Sobre Dor e Coragem
Entre as esquinas da canção, quando a poesia se faz incauta, na contramão das construções tardias, existe um mundo quase inabitado.
“Um deserto”.
A poesia e seus assombros. A dor aguda. Sua cura. As mais altas temperaturas. E uma voz agoniada, trêmula, embargada e completamente entregue. Entrega que se percebe na sensação abismal e fluída da capa, que vi pela primeira vez enquanto ouvia o genial Pink Moon de Nick Drake.
“Um teatro sobre-humano”.
Numa época urgente, pulsante e rarefeita, poucas vezes vi alguém tão entregue emocionalmente à sua criação. É como se o criador fosse, tão somente, sua própria criatura orando para deuses inacessíveis. A voz quase esquizofrênica abre um leste no peito. E a gente viaja por lugares que jamais imaginou.

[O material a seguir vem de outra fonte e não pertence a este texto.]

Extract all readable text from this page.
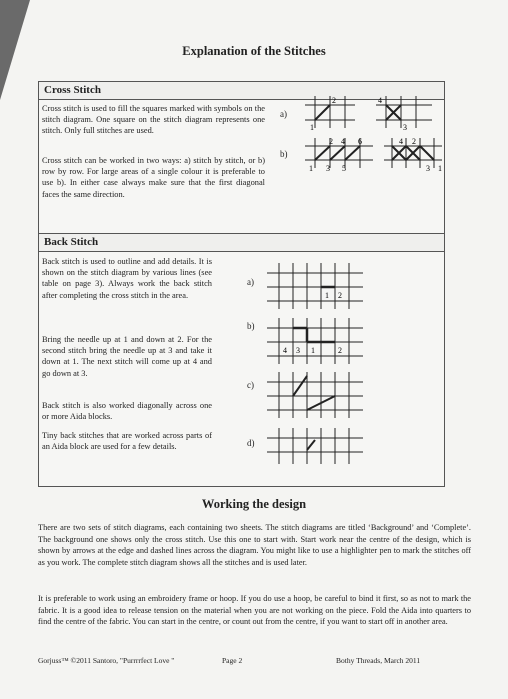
Explanation of the Stitches
Cross Stitch
Cross stitch is used to fill the squares marked with symbols on the stitch diagram. One square on the stitch diagram represents one stitch. Only full stitches are used.
Cross stitch can be worked in two ways: a) stitch by stitch, or b) row by row. For large areas of a single colour it is preferable to use b). In either case always make sure that the first diagonal faces the same direction.
a)
b)
2
1
4
3
2 4 6
1 3 5
4 2
3 1
Back Stitch
Back stitch is used to outline and add details. It is shown on the stitch diagram by various lines (see table on page 3). Always work the back stitch after completing the cross stitch in the area.
Bring the needle up at 1 and down at 2. For the second stitch bring the needle up at 3 and take it down at 1. The next stitch will come up at 4 and go down at 3.
Back stitch is also worked diagonally across one or more Aida blocks.
Tiny back stitches that are worked across parts of an Aida block are used for a few details.
a)
b)
c)
d)
1 2
4 3 1	2
Working the design
There are two sets of stitch diagrams, each containing two sheets. The stitch diagrams are titled ‘Background’ and ‘Complete’. The background one shows only the cross stitch. Use this one to start with. Start work near the centre of the design, which is shown by arrows at the edge and dashed lines across the diagram. You might like to use a highlighter pen to mark the stitches off as you work. The complete stitch diagram shows all the stitches and is used later.
It is preferable to work using an embroidery frame or hoop. If you do use a hoop, be careful to bind it first, so as not to mark the fabric. It is a good idea to release tension on the material when you are not working on the piece. Fold the Aida into quarters to find the centre of the fabric. You can start in the centre, or count out from the centre, if you want to start off in another area.
Gorjuss™ ©2011 Santoro, "Purrrrfect Love "	Page 2	Bothy Threads, March 2011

Porque as ruas do pensamento só possuem um sentido: voar.
Dilacerado, em carne viva e ébria, se faz uma linha tênue entre cicatriz e navalha, onde se chora e se liberta na mesma vibração, como se um pequeno holocausto acontecesse a cada evolução do piano. E sobre as bênçãos da mulher do fim do mundo, André Morais recria, com brilhantismo, o clima vocal e almático das canções de Lupicínio Rodrigues, com pétalas de Cartola, Jair Naves e Lô Borges.
Eis aqui um tratado singular sobre dor e coragem.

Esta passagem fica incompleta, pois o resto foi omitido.